Humboldt artists called for EXTRAtional Solutions juried gallery show
College of the Redwoods ran a juried call for Humboldt artists; submissions closed Jan. 15. The March exhibition will showcase creative, humorous, and hopeful responses to irrational problems.

College of the Redwoods and the Floyd Bettiga Gallery invited Humboldt County artists to respond to absurdity with art, announcing a juried, in-person exhibition titled EXTRAtional Solutions slated for March 2026. Submissions were accepted through Jan. 15, 2026, and the call welcomed works that present outrageous, absurd, humorous, ingenious, or hopeful solutions for irrational problems.
The open call aimed to gather a wide range of voices from across the North Coast, offering a platform for artists working in visual media to engage audiences around big questions through wit and invention.
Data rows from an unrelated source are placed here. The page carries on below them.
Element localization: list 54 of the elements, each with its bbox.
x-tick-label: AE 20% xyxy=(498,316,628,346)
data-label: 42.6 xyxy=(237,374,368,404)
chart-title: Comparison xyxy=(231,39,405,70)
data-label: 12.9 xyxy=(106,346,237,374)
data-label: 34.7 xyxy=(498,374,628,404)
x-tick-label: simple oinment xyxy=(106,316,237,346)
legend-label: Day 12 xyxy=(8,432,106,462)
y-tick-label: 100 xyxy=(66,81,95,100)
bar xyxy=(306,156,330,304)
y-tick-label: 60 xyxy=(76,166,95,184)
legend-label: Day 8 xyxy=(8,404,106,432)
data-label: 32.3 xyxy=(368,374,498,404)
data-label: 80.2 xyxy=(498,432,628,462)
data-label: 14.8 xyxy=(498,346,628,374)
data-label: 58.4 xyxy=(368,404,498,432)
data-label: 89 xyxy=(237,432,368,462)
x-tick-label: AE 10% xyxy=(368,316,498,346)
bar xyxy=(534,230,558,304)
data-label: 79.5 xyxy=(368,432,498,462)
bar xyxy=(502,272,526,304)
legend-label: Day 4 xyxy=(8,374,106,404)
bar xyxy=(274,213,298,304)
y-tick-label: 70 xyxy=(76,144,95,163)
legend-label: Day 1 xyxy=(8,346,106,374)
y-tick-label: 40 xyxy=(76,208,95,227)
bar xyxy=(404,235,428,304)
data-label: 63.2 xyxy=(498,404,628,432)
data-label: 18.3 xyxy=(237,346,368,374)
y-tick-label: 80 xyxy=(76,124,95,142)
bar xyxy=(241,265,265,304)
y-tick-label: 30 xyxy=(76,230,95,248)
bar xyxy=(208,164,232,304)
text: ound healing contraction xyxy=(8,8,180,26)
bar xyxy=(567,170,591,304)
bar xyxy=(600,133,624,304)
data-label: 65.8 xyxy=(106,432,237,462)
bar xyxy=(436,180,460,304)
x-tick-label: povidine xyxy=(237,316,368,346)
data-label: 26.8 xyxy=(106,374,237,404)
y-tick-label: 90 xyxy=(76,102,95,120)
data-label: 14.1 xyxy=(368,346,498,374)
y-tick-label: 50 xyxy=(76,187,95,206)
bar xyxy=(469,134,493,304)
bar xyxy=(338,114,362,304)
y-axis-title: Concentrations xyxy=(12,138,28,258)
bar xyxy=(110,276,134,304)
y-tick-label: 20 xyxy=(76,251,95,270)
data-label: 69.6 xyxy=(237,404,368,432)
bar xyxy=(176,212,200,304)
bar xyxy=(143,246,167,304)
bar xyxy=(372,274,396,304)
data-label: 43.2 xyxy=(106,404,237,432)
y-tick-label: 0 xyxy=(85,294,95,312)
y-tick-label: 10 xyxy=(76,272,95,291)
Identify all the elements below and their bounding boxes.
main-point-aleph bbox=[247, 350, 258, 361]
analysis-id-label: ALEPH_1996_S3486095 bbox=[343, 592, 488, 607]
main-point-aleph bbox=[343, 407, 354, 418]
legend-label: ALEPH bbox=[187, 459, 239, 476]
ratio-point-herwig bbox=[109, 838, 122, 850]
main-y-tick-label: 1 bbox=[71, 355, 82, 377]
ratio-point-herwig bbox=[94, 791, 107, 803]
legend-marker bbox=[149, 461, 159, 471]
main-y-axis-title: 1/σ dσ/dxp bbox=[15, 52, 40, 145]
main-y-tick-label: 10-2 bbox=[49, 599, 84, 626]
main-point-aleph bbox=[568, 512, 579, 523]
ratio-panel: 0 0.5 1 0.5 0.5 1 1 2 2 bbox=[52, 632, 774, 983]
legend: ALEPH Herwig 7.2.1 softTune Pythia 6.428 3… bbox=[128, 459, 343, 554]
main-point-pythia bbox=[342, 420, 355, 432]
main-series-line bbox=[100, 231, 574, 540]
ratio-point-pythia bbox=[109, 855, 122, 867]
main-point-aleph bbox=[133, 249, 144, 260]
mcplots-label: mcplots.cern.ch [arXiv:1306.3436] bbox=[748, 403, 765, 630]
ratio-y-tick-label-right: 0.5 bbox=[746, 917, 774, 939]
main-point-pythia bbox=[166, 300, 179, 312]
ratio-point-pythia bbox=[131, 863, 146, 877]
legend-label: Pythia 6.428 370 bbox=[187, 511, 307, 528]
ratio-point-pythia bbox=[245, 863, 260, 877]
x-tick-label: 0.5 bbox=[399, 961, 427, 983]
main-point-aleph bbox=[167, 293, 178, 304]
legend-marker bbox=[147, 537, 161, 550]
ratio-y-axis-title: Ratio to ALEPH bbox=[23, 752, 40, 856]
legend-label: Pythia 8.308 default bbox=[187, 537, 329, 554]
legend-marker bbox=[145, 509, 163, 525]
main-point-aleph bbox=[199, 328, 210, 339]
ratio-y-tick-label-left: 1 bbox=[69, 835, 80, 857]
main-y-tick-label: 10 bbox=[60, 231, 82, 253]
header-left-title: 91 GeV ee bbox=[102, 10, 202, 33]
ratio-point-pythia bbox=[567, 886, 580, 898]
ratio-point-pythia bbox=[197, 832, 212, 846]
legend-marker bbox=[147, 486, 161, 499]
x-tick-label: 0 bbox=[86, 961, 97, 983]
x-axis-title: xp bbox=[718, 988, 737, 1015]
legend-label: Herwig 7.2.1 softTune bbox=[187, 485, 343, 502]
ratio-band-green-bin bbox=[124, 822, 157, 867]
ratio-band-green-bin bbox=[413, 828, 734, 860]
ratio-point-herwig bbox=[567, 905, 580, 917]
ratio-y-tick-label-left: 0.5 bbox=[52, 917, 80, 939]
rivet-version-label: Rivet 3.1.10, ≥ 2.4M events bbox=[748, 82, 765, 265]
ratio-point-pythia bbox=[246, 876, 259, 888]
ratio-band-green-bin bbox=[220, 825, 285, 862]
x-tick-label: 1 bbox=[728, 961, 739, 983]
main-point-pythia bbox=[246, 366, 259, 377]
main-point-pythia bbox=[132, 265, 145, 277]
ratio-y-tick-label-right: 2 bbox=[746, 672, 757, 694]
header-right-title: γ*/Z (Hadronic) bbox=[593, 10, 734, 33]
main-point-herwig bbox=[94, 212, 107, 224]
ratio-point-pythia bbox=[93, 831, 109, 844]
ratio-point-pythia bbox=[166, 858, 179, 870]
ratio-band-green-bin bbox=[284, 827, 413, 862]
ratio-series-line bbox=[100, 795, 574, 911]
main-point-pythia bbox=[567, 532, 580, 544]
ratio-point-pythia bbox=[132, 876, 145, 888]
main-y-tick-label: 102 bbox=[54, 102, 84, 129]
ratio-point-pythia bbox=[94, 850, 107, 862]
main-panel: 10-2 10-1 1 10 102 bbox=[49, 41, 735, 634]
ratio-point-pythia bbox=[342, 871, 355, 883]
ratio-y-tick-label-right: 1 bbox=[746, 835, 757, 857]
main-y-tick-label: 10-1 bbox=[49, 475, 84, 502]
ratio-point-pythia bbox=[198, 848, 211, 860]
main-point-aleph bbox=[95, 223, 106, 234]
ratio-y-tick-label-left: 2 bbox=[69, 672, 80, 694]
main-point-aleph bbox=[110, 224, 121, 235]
Entry details and the submission form were posted online at community.northcoastjournal.com/event/open-call-for-humboldt-artists-34073158, where applicants completed submission requirements before the January 15 deadline.
Extraordinary local visibility is at stake with a juried show at the Floyd Bettiga Gallery; juried selection gives participating artists an opportunity for critical exposure and can help emerging makers build resumes, secure future shows, and connect with collectors and community partners. For Humboldt, a county where arts spaces often double as community hubs, a March exhibition will provide a public event during a season when residents look for indoor cultural programming and connection.
Beyond professional advancement, the exhibition has public health and social equity implications. Art that reframes irrational problems through humor and ingenuity can open dialogue about shared stressors here: wildfire recovery, housing instability, economic strain, isolation in rural neighborhoods, and climate anxiety among younger residents. Galleries function as sites where neighbors can process collective trauma, swap ideas, and imagine community-centered fixes that formal policy has not provided. A show centered on inventive answers can bridge creative expression and civic conversation, bringing otherwise marginalized perspectives into visible civic space.
Barriers remain for local artists, including materials costs, transportation, and time away from paid labor. A juried gallery show helps by concentrating attention and, potentially, resources—but access depends on outreach, affordable entry fees, and clear accommodations for artists with limited means. Community organizers and arts funders in Humboldt may consider sustaining efforts that reduce those barriers so future calls reach a broader cross section of the county.
For now, artists who submitted should watch for jury results and the opening schedule in March. For everyone else, EXTRAtional Solutions promises a chance to see how Humboldt makers turn the county's messy, irrational problems into material for wit, hope, and collective imagination — and to consider which of those creative responses might inform real-world, equitable solutions.